In a study published in the journal Immunity, researchers from the Institut Pasteur, the Bicêtre AP-HP hospital and the CNRS report the discovery of a new group of B lymphocyte-type immune cells, present only in infants, and constituting the preferred target of the virus of bronchiolitis. This study thus explains why this infection of the lower respiratory tract mainly affects newborns, all the more severely when they are young.
It particularly affects babies under 3 months
First cause of consultation andhospitalization in pediatric wardsin winter, bronchiolitis is an infection caused by the respiratory syncytial virus (RSV), affecting the lower respiratory tract. But, while adults or children over two years old are not affected by the virus very much, infants are particularly susceptible.
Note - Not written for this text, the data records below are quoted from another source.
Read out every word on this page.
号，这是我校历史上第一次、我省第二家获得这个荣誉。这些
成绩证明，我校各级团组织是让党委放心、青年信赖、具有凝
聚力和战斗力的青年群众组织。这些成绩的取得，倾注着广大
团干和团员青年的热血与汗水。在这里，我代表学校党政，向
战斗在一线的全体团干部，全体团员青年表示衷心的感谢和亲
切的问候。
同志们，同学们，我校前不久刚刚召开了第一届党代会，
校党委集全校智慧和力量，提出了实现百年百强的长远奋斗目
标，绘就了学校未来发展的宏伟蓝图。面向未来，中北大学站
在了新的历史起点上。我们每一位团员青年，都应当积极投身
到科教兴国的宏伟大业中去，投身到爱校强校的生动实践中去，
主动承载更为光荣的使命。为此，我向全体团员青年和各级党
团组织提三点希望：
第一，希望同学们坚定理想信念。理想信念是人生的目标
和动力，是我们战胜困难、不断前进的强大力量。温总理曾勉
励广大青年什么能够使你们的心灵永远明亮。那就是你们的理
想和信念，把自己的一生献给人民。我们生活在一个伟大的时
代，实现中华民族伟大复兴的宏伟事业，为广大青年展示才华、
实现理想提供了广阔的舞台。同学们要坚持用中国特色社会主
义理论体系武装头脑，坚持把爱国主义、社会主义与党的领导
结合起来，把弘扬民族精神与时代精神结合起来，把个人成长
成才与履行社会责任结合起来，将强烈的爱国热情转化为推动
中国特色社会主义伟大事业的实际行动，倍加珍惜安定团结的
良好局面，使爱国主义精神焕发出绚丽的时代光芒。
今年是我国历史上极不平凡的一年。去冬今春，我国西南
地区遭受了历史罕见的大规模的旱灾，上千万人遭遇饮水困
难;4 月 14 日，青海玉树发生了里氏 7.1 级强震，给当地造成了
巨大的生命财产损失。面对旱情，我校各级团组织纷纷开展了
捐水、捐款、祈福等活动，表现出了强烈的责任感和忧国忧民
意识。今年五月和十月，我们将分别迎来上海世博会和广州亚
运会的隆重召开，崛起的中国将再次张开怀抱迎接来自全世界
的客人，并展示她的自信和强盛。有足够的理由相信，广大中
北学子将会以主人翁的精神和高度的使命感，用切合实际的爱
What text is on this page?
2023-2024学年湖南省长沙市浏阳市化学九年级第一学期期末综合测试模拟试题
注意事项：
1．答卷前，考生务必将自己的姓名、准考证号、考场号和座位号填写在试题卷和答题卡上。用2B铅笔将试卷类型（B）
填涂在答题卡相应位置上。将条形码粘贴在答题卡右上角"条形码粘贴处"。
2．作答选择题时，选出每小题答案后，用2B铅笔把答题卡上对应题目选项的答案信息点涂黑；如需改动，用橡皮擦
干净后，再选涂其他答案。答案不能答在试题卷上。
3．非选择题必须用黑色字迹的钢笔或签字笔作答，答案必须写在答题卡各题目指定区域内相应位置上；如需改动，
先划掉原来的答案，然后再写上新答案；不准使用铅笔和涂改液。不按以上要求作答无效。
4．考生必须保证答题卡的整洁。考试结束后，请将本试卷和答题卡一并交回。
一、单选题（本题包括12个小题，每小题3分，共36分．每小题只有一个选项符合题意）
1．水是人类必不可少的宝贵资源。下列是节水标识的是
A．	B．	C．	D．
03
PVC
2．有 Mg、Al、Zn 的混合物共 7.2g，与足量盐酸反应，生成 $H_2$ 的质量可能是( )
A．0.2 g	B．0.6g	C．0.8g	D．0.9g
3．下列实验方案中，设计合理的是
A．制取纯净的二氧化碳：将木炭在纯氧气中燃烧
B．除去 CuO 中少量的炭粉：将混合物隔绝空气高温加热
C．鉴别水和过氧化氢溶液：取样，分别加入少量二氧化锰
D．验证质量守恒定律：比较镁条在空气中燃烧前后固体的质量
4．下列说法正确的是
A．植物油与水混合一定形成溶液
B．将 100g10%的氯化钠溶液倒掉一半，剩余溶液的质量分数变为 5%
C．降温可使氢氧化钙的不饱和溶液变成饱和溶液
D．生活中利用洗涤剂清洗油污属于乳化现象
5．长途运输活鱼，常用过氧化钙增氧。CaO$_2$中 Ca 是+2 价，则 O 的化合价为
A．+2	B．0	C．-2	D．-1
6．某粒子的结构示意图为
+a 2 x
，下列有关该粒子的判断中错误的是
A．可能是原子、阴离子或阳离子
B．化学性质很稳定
Newborns under 3 months of age are particularly prone to developing very severe bronchiolitis.
The researchers therefore discovered why RSV particularly affected them. They identified a group of B lymphocytes, never described before, present only in very young children (less than one year) and which the RSV virus preferentially infects.
Objective: detect infants at risk from birth
B lymphocytes are cells of the immune system. They generally play a protective role against infections by producing antibodies. But the particular B cells discovered by scientists tend to reduce the response to the virus, which explains the increased severity of the disease.
“Our work explains the underlying, long-unrecognized reasons for infants’ susceptibility to bronchiolitis.”, comments Richard Lo-Man of the Institut Pasteur. “By identifying these new B lymphocytes as prognostic biomarkers of the severity of the disease, it should ultimately make it possible to detect risk areas at birth, and help the medical profession to develop more suitable treatments“.